Палач схватил Илью за ногу, и тотчас огненная, нестерпимая боль прострелила ногу насквозь, от ногтя до бедра, завязала смертным узлом внутренности. А на огненно-белых клещах он, словно в бреду, увидел прикипевший ноготь, словно пожелтевшую кожурку с кабакового семечка.
– Заворачивай другой ноготь! – сказал неумолимо черт.
Илья забился на мокрой скамье, тонкие ремни впились в тело. Из самой души у него пролился мокрый, обессиленный хрип. Он мотал головой.
– Кто уведомлял вора Кондрашку?
Щипцы опалили жаром и рванули ноготь с большого пальца.
– Я-а-а-а!!! – взвыл Зерщиков.
Голова упала, он потерял память.
7
А был ли в тот раз у Илюхи иной выход?
Нет, не было.
Знал Илюха в каждом деле два выхода, но третьего-то не было. Знал, каков человек Кондрашка Булавин в ночном бою. Да и беглые валили к нему гужом, сила его росла от часа к часу…
А вдруг осилил бы он Луньку Максимова еще в тот раз да вошел в Черкасск с победой?
Нет, иного выхода у Ильи не было…
8
Булавин управился в одну ночь.
Шульгин-городок, сожженный дотла воеводой князем Долгоруким, еще дымился головешками на осеннем, пронизывающем ветру, а сам воевода и стрельцы его в ту ночь куда-то пропали бесследно, хотя было их без малого тыща голов. И если бы не крикливое воронье, что с зарею начало кружиться в верховье ближнего оврага, заросшего диким кустарником, то и вовсе никто бы следов не нашел…
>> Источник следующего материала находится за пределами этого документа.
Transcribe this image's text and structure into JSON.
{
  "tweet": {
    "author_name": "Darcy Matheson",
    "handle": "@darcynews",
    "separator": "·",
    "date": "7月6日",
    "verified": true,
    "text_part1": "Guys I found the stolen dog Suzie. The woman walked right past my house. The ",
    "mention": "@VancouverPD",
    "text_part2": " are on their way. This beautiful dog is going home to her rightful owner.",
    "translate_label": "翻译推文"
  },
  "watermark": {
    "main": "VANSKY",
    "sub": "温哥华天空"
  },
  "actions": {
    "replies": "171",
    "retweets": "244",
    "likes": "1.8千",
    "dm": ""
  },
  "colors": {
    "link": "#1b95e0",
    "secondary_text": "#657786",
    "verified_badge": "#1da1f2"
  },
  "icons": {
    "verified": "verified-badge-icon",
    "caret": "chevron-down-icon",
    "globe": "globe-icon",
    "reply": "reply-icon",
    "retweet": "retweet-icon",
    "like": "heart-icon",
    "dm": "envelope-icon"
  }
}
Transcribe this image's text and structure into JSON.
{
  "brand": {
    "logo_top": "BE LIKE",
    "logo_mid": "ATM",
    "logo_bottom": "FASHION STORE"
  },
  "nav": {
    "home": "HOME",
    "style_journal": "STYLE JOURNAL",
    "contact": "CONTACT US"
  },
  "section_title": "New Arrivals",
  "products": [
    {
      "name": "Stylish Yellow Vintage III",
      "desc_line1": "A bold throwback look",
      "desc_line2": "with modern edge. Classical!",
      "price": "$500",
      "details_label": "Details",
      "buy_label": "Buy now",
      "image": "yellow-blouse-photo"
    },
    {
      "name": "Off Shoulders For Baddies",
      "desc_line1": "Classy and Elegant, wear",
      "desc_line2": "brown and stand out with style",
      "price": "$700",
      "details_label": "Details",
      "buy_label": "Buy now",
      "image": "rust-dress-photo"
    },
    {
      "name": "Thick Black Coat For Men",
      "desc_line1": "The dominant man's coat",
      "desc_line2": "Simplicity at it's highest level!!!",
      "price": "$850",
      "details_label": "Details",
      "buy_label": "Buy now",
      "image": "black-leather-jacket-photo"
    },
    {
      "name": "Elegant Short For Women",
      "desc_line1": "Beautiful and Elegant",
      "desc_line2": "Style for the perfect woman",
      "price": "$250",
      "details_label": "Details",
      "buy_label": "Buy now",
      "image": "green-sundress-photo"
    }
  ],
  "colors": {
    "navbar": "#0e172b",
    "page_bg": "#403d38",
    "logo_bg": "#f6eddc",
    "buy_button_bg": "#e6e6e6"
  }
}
Кондратий велел погрузить пищали, и бердыши, и все стрелецкое имущество на колесные телеги и вьюки и отправить в потайное место близ Бахмутских солеварен, дабы оружия этого в Черкасске никто не усмотрел и не наболтал лишнего. Новопришлым гультяям атаман приказал расходиться по городкам и станицам, заметать следы. Сам же заперся в уцелевшей окраинной хате (говорят, князь Долгорукий оставил ее в целости, не пожег, чтобы на обратном пути было где переночевать) и начал составлять отписку атаману Максимову.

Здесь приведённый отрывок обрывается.